Table 8-3. Mapping of Windows device names into Unix device names

Windows device nameNT device nameMapping to Unix device name
<any_path>AUX>\Global??\AUX Treated as an alias to COM1
<any_path>PRN\Global??\PRNTreated as an alias to LPT1
<any_path>COM1\Global??\COM1 $(WINEPREFIX)/dosdevices/com1 (if the symbol link exists) or the Nth serial line in the system (on Linux, /dev/ttyS0).
<any_path>LPT1\Global??\LPT1 $(WINEPREFIX)/dosdevices/lpt1 (if the symbol link exists) or the Nth printer in the system (on Linux, /dev/lp0).
<any_path>NUL\Global??\NUL/dev/null
\\.\E:\Global??\E: $(WINEPREFIX)/dosdevices/e:: (if the symbolic link exists) or guessing the device from /etc/mtab or /etc/fstab.
\\.\<device_name> \Global??\<device_name> $(WINEPREFIX)/dosdevices/<device_name> (if the symbol link exists).

Now that we know which Unix device to open for a given Windows device, let's cover the operation on it. Those operations can either be read / write, IO control (and even others).

Read and write operations are supported on real disks & CDROM devices, under several conditions:

  • Foremost, as the ReadFile() and WriteFile() calls are mapped onto the Unix read() and write() calls, the user (from the Unix perspective of the one running the Wine executable) must have read (resp. write) access to the device. It wouldn't be wise to let a user write directly to a hard disk!!!

  • Block sizes for read and write must be of the size of a physical block (generally 512 for a hard disk, depending on the type of CD used), and offsets must also be a multiple of the block size.

Wine also reads (if the first condition above about access rights is met) the volume information from a hard disk or a CD ROM to be displayed to a user.

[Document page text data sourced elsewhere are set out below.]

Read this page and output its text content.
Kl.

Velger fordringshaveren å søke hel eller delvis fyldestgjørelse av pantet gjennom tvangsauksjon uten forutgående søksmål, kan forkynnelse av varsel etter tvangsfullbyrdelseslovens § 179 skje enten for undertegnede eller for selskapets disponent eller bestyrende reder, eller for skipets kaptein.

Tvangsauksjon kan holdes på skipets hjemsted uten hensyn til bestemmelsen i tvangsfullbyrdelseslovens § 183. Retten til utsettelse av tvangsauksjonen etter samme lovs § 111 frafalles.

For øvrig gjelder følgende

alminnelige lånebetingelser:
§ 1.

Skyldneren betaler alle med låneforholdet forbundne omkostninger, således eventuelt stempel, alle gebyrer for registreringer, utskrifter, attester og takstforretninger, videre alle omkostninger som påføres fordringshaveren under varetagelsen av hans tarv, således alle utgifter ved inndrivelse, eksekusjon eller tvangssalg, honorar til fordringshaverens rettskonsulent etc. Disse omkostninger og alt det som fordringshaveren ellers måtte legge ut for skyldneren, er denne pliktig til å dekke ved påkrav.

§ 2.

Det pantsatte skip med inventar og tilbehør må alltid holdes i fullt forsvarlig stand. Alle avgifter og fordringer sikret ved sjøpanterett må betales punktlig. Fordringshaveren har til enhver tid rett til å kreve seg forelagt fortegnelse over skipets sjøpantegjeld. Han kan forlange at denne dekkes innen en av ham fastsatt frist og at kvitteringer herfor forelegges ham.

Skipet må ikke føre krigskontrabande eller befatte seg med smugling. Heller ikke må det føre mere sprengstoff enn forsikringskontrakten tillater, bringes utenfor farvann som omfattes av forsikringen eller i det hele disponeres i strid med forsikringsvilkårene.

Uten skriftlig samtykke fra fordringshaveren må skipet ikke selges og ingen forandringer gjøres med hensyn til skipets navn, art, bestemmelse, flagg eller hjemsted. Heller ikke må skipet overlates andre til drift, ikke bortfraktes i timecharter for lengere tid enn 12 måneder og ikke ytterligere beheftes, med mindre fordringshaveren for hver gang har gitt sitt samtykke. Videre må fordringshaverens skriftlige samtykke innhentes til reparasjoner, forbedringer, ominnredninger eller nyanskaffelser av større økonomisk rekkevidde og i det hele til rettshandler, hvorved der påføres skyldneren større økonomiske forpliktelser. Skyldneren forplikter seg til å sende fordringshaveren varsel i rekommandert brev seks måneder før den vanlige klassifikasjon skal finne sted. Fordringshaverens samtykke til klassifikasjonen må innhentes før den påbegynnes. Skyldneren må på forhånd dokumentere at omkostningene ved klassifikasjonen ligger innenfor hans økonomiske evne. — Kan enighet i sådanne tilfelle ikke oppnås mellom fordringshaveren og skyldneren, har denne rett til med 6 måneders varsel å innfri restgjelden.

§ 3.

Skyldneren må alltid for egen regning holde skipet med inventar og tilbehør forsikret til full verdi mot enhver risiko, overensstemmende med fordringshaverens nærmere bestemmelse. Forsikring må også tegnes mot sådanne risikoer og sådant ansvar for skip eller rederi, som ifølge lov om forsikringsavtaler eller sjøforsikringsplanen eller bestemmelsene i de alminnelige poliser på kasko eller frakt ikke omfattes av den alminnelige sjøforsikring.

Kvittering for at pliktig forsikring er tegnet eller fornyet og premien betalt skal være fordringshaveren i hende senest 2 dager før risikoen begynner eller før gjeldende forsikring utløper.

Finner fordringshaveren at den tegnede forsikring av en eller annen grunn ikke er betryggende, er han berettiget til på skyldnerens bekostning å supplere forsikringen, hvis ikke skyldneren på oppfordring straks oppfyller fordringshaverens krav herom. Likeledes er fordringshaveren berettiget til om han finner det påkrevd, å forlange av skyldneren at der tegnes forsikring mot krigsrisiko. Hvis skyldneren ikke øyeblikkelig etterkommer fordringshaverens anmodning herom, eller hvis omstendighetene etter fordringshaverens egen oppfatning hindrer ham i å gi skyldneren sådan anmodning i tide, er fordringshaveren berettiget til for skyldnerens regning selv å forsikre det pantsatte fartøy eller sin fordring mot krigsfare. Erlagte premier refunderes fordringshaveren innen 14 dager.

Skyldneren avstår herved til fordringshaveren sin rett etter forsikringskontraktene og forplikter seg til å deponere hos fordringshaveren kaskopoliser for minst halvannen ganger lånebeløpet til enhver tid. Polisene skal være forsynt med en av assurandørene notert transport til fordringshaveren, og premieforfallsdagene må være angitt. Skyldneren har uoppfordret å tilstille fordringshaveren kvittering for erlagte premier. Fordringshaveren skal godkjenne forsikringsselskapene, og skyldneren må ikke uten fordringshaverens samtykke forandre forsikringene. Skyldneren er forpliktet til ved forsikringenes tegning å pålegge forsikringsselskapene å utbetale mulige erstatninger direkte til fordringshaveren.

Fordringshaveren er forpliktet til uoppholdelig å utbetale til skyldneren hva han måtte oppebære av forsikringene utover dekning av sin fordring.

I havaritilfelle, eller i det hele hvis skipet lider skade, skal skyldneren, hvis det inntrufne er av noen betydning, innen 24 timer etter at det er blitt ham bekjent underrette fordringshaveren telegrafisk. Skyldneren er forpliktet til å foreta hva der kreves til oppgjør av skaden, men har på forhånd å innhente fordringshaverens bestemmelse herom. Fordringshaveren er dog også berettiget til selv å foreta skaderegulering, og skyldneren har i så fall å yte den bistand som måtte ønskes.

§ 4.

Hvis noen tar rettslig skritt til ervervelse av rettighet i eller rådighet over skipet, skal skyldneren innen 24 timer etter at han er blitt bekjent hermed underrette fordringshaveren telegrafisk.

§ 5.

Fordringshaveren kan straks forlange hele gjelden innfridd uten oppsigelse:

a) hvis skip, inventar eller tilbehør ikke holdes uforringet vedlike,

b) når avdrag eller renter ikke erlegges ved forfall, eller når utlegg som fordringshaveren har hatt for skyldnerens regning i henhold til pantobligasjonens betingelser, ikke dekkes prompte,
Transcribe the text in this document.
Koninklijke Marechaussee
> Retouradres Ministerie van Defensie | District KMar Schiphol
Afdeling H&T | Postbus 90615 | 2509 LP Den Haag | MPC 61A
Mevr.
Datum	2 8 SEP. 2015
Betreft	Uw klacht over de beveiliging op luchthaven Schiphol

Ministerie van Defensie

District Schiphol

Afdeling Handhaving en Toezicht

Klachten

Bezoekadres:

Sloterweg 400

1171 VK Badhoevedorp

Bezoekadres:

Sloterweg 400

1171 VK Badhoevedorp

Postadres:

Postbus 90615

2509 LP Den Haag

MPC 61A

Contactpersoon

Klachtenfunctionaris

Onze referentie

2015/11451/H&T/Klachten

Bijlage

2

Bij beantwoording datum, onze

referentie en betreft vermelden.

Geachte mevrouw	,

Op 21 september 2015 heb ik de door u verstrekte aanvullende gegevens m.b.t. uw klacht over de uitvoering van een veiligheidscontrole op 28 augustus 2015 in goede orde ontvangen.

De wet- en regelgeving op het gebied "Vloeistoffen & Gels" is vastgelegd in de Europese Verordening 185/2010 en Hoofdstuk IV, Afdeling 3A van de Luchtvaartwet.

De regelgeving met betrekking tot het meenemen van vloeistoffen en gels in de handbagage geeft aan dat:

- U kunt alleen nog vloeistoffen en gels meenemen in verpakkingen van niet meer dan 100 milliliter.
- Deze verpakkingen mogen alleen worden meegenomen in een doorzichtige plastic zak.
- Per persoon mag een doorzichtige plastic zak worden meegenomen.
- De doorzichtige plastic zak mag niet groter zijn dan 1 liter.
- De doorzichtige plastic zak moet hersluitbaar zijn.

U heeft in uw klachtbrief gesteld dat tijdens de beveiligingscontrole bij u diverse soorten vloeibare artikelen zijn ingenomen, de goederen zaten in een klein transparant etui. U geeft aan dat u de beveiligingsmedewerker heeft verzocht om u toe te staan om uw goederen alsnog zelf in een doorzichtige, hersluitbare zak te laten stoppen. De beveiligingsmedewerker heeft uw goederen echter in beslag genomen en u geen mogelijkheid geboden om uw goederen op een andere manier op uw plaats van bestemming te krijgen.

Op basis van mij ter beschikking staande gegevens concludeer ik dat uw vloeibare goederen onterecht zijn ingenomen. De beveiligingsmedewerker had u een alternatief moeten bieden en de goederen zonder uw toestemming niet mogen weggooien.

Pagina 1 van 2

Wine also recognizes VxDs as devices. But those VxDs must be the Wine builtin ones (Wine will never allow to load native VxDs). Those are configured with symbolic links in the $(WINEPREFIX)/dosdevices/ directory, and point to the actual builtin DLL. This DLL exports a single entry point, that Wine will use when a call to DeviceIoControl is made, with a handle opened to this VxD. This allows to provide some kind of compatibility for old Win9x apps, still talking directly to VxD. This is no longer supported on Windows NT, newest programs are less likely to make use of this feature, so we don't expect lots of development in this area, even though the framework is there and working. Note also that Wine doesn't provide support for native VxDs (as a game, report how many times this information is written in the documentation; as an advanced exercise, find how many more occurrences we need in order to stop questions whether it's possible or not).